Digital period (1970-2000) - Digital sound encoding (DSE) was then invented by Sony in the
1970s, allowing for analog sound (e.g. amps) recorded through a range of types of microphones
(e.g. a condenser microphone) to be converted into digital representations (e.g. numbers).
Analog-to-digital converters (A/D converters)
and digital-to-analog converters (D/A
converters)
led to a range of compressed audio formats to emerge (e.g. .WAV file format).
These advances led to many more voice recordings to be possible across an array of consumer
hardware.
Shortly thereafter, personal computers (~1981) made voice computing accessible to
consumers. Particularly, consumers for the first time were able to hear primitive text-to-speech
systems from text typed into their keyboards (e.g. iMac - TTS license).
The advent of the
Internet (1989) allowed for voice media to be played back through web browsers (e.g.1995 -
Internet Explorer). Storage media on personal computers (PCs), like CD and DVD writers
(1990s), also greatly contributed to adoption and distribution of digital file formats. Moreover,
PCs allowed for the development of new programming languages, such as Python, which later
became quite significant for processing voice data.
Internet period (2000-2010) - The 2000s was the golden era to record and publish high-quality
digital voice recordings on the Internet.
Lossless speech codecs (e.g. 2001 - .FLAC) were
invented, significantly reducing audio file sizes without sacrificing their overall quality. The
adoption of high-fidelity microphones (e.g. MEMS mics) and sound cards on PCs led to
podcasting communities to emerge (e.g. iTunes / YouTube), allowing for voice and video
content to be distributed and monetized worldwide.
Google Chrome was also released in
2008, which created new experiences to record and playback audio within the web browser
(e.g. through embedded audio and video codecs). Smartphones (e.g. iPhones) also became
widely available, creating new opportunities to record and transmit voice content (e.g. through
VoIP networks like Skype).
Moreover, software packages like FFmpeg
and SoX
allowed for developers with personal
computers to generate and manipulate sounds from the command line. Many Python libraries
emerged (e.g. LibROSA, NLTK, scikit-learn) to featurize and model text and speech data. Taken
together, these shifts made Python a great choice for voice computing projects.
Analog-to-digital converters (A/D converters) convert analog sound (amps/sec) into samples (numbers).
Digital-to-analog converters (D/A converters) convert digital representations of sound back into analog sound.
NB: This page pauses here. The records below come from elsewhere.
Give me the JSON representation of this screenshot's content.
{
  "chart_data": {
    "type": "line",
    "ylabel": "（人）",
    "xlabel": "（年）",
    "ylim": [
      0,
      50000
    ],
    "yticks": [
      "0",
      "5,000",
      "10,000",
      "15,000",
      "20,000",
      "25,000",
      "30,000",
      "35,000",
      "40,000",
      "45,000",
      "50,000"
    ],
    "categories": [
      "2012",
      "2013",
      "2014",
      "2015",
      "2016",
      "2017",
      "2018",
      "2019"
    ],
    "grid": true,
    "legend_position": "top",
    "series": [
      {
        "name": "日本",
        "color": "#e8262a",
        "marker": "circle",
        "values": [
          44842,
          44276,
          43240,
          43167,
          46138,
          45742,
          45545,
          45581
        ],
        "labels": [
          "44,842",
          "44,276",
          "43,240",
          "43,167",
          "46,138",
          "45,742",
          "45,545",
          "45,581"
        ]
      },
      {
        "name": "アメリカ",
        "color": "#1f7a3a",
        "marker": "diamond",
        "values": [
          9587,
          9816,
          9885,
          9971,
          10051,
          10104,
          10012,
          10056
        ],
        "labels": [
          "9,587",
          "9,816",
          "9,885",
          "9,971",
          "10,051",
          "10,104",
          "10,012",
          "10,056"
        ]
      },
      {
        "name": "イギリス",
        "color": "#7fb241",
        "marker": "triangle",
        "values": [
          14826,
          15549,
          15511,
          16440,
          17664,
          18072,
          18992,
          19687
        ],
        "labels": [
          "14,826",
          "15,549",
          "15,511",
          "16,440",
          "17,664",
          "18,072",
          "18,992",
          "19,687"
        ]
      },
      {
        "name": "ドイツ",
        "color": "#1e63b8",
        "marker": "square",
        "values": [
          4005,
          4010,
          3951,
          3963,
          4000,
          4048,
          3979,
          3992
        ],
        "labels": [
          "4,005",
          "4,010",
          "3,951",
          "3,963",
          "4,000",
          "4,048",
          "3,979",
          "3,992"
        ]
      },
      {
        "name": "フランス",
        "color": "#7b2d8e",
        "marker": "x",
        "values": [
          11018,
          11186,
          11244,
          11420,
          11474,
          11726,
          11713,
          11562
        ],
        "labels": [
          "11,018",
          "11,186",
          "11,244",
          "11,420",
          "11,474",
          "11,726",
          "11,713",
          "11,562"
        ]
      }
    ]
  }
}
Consumers also heard TTS systems during this time through interfaces like Atari or video games. It’s interesting
to view such consoles as voice computers, as they were one of the first interfaces for voice computing.
History of interfaces - First, we had keyboards to start and stop commands. Then, as applications became more
sophisticated, the mouse was invented to help navigate through these applications more seamlessly (e.g. save files
on computers and navigate through various applications). New interfaces then emerged as computers became
miniaturized: CD players (walkmans, etc.), ipods, and blackberries. It was not until the iPhone that the interface for
smartphones became optimal: phones became pocket computers [screen/cpu] loaded with applications enabled with
“touchscreen interfaces.” [mouse/keyboard]
iTunes - I listened to the Brain Science Podcast (hosted by Ginger Campbell) and the Stanford Entrepreneurial
Thought Leaders Seminars (hosted by Tina Seelig / Stanford) during this time.
FFmpeg is a powerful program for transducing one file format or another.
SoX is another program to manipulate audio files to do things like silence removal and automatic generation of
sounds.